There was our long-lasting Seth Group at Royane and Ric Mosley's home, The Next Step (in Micanopy with Dr. David Saltzman), Science of Mind Study Group in Lake Butler (Vicky Woods), Self-Realization Fellowship (Paramahansa Yogananda teachings-Pam DeWitt), Sai Baba Satsang (Mike and Lee Glancey), and Yoga Center of Gainesville (Yogi Amrit Desai teachings).

We had the School of Tai Chi Chuan, Tai Chi Chuan for Women at Dragon Gate Studio, and Tai Chi Chuan Temple Style at LIBRE Center. 
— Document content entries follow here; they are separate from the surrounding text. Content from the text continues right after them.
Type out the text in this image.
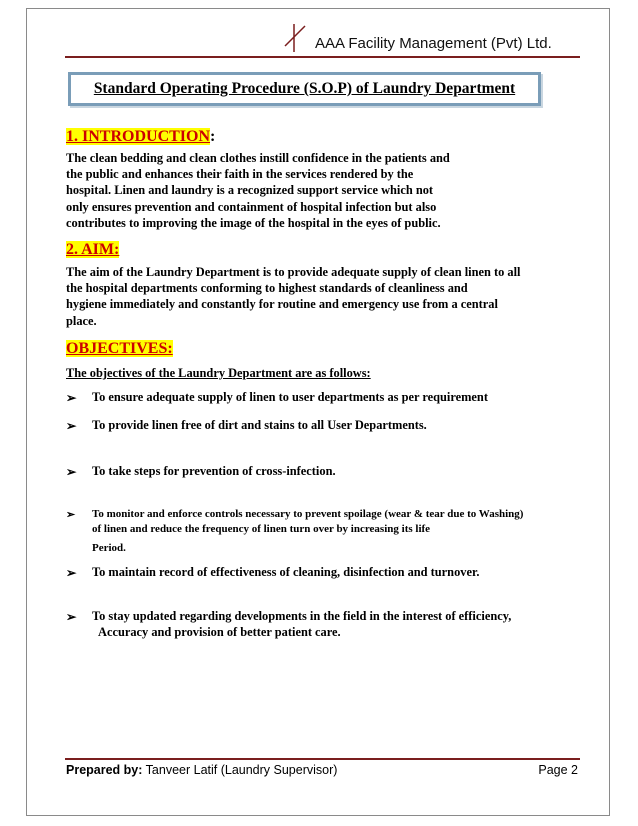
AAA Facility Management (Pvt) Ltd.
Standard Operating Procedure (S.O.P) of Laundry Department
1. INTRODUCTION:
The clean bedding and clean clothes instill confidence in the patients and
the public and enhances their faith in the services rendered by the
hospital. Linen and laundry is a recognized support service which not
only ensures prevention and containment of hospital infection but also
contributes to improving the image of the hospital in the eyes of public.
2. AIM:
The aim of the Laundry Department is to provide adequate supply of clean linen to all
the hospital departments conforming to highest standards of cleanliness and
hygiene immediately and constantly for routine and emergency use from a central
place.
OBJECTIVES:
The objectives of the Laundry Department are as follows:
➢	To ensure adequate supply of linen to user departments as per requirement
➢	To provide linen free of dirt and stains to all User Departments.
➢	To take steps for prevention of cross-infection.
➢	To monitor and enforce controls necessary to prevent spoilage (wear & tear due to Washing)
of linen and reduce the frequency of linen turn over by increasing its life
Period.
➢	To maintain record of effectiveness of cleaning, disinfection and turnover.
➢	To stay updated regarding developments in the field in the interest of efficiency,
Accuracy and provision of better patient care.
Prepared by: Tanveer Latif (Laundry Supervisor)	Page 2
We often met friends at a wonderful restaurant on SW 35th Boulevard in Butler Plaza called Cathay Tea House which was opened in 1976 by Genia Lee (Hines), who was born and raised in Taiwan. The food was exquisite and it was the only Chinese restaurant where we could get brown rice at the time. Genia's dream of publishing her own cookbook was realized in the 1980s with the release of  "The Cuisine of Cathay."

That reminded me of another old Gainesville restaurant, the Beef and Bottle at 5220 SW 13 Street, close to the northern border of Paines Prairie. It was a 520-seat restaurant with the first mega salad bar. It was popular for its live entertainment. It will be forever etched in my mind as the place where we saw a "new" entertainer for the first time who did this stand-up arrow-through-the-head routine--yup, the unknown was a very young and playful Steve Martin. One night he invited around 50 people from the audience to hide behind bushes on U.S. 441 while Steve hitchhiked at closing time. Every time a car stopped, the 50+ people jumped out and rushed the car. I guess you had to be there. I wasn't, but everyone at work was talking about it the next day.

The Beef and Bottle became the Brown Derby in 1977. It lasted until 1994 when it could no longer compete with the restaurants popping up all along Archer Road.

Please forgive me if I left you out. I didn’t even get to ask you if you were in the audience when they performed Hair: An American Tribal Love Rock Musical here. When was that trip back in time to the idealistic, psychedelic days of the 1960s anyway?

3 comments:

alpatel said...

In the late 1970's and early 1980's me and my family attended Paramahansa Yogananda meetings in Indiana and Kentucky. While it wasn't Gainesville it is a reflection that the midwest and south were changing as well as the expected places like New York and California.

Adria

Unknown said...

Hi Priscilla. Do you know what happened to Fay Young? I would love to reconnect with her.

Priscilla said...

Hi Michelle. Are you in Gainesville, FL? The last I heard, Fay Young had moved to North Carolina around 2003.